Microsoft reported its weakest revenue growth in six years after the market closed on Tuesday. The main indices in the US slipped slightly into the red.
So far, the balance sheet season has been a mixed bag. Various major companies have posted weak quarterly data in recent days – including IT giant Microsoft and conglomerate 3M. In addition, several technology companies announced mass layoffs in view of the changed economic situation. Microsoft wants to part with 10,000 employees – about 5% of the workforce. Alphabet, parent of Google, is laying off 12,000 employees. Amazon CEO Andy Jassy announced in early January that the Internet company would cut more than 18,000 jobs.
Those developments weighed on the tech-heavy Nasdaq 100, which ended the trading day down 0.27% at 11,814. In late trade, the S&P 500 was almost unchanged at 4,016 points. The Dow Jones closed up 0.03% at 33,742 points.
Microsoft shares have been weighed down by a decline in earnings and a weak outlook
Microsoft presented data for the second quarter of the fiscal year on January 24 after the market closed. During that period, the company had total sales of $52.7 billion. This is an increase of just 2% compared to last year’s numbers. Although sales were in the range of $52.35 billion to $53.35 billion indicated by CEO Satya Nadella, analysts had forecast $56 billion. The most important sales driver was still the cloud division. Here, revenue rose 22% to $27.1 billion. Microsoft earned 39% less with the Windows operating system. Net profit fell 12% to $16.4 billion. Diluted earnings per share were $2.20. Microsoft shares fell 0.59% on Wednesday.

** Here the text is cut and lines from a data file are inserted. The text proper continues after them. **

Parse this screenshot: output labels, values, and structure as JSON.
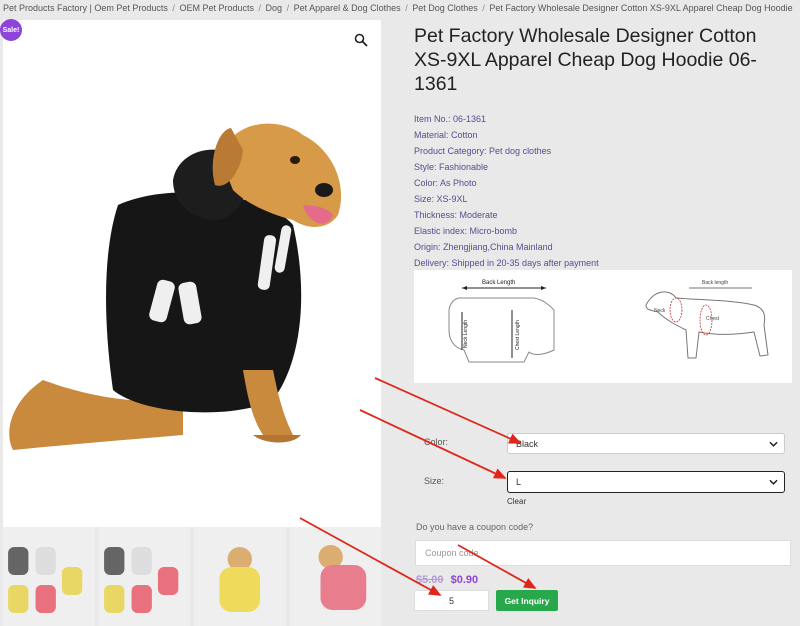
{
  "breadcrumb": [
    "Pet Products Factory | Oem Pet Products",
    "OEM Pet Products",
    "Dog",
    "Pet Apparel & Dog Clothes",
    "Pet Dog Clothes",
    "Pet Factory Wholesale Designer Cotton XS-9XL Apparel Cheap Dog Hoodie 06-1361"
  ],
  "breadcrumb_sep": "/",
  "gallery": {
    "sale_badge": "Sale!"
  },
  "product": {
    "title": "Pet Factory Wholesale Designer Cotton XS-9XL Apparel Cheap Dog Hoodie 06-1361",
    "specs": [
      "Item No.: 06-1361",
      "Material: Cotton",
      "Product Category: Pet dog clothes",
      "Style: Fashionable",
      "Color: As Photo",
      "Size: XS-9XL",
      "Thickness: Moderate",
      "Elastic index: Micro-bomb",
      "Origin: Zhengjiang,China Mainland",
      "Delivery: Shipped in 20-35 days after payment"
    ]
  },
  "size_chart": {
    "left_labels": [
      "Back Length",
      "Neck Length",
      "Chest Length"
    ],
    "right_labels": [
      "Back length",
      "Neck",
      "Chest"
    ]
  },
  "options": {
    "color_label": "Color:",
    "color_value": "Black",
    "size_label": "Size:",
    "size_value": "L",
    "clear": "Clear"
  },
  "coupon": {
    "question": "Do you have a coupon code?",
    "placeholder": "Coupon code"
  },
  "price": {
    "old": "$5.00",
    "new": "$0.90"
  },
  "cart": {
    "quantity": "5",
    "button": "Get Inquiry"
  },
  "colors": {
    "accent": "#8e44d8",
    "button": "#27a84a",
    "annotation_arrow": "#e0261b"
  }
}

Investors were particularly disappointed by the outlook for the current quarter. Among other things, Microsoft predicts that Azure growth will slow by 4% to 5%. Now Nadella is using artificial intelligence to get the company back on track. Microsoft is investing billions more in Open AI, the company behind the ChatGPT program.
Warner Bros Discovery up
Media company Warner Bros. Discovery was among the best performers on Wednesday, jumping 8.59%. Shares of e-commerce platform eBay also rose 4.80%. At the top of the Dow Jones is Walt Disney with +1.99%.